Mitos atau Fakta? Hubungan Antara Golongan Darah O dan Kerentanan Terhadap Infeksi HIV

Beberapa golongan darah, termasuk golongan darah O, memiliki kelemahan imun terhadap penyakit tertentu tetapi belum ada hubungan yang jelas antara antigen darah dan risiko HIV. Analisis cross-sectional pada pendonor darah menunjukkan bahwa risiko HIV masih belum jelas terkait dengan golongan darah ABO.

Mitos atau Fakta? Hubungan Antara Golongan Darah O dan Kerentanan Terhadap Infeksi HIV
Sampel darah dari setiap donor diuji tipe RhD dan ABO untuk mendapatkan informasi golongan darah.

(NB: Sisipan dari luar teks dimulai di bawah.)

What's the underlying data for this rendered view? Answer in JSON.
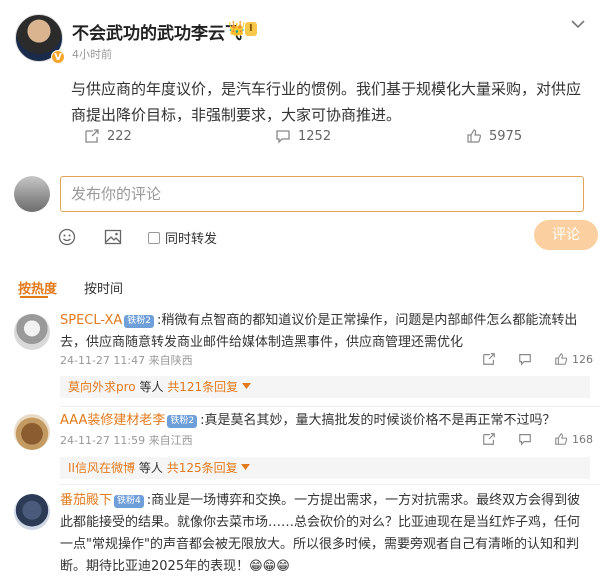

balikpapantv.co.id- Beberapa golongan darah memiliki kelemahan imun terhadap penyakit tertentu, termasuk golongan darah O. Berbagai antigen golongan darah telah dipelajari untuk mengetahui apakah mereka meningkatkan atau melindungi terhadap infeksi HIV, tetapi hingga saat ini belum ada hubungan yang jelas antara antigen darah dan risiko HIV. Teori bahwa beberapa golongan darah lebih rentan terhadap infeksi HIV masih kontroversial. Sebelumnya, golongan darah O meningkatkan risiko HIV, tetapi penelitian lain menemukan bahwa HIV lebih sering terjadi pada orang dengan golongan darah AB atau B. 

Para peneliti di News Medical melakukan analisis cross-sectional pada individu yang mendonorkan darah mereka dan menemukan bahwa risiko HIV masih belum jelas berkaitan dengan golongan darah ABO. Sampel darah dari setiap donor diuji tipe RhD dan ABO untuk mendapatkan informasi golongan darah.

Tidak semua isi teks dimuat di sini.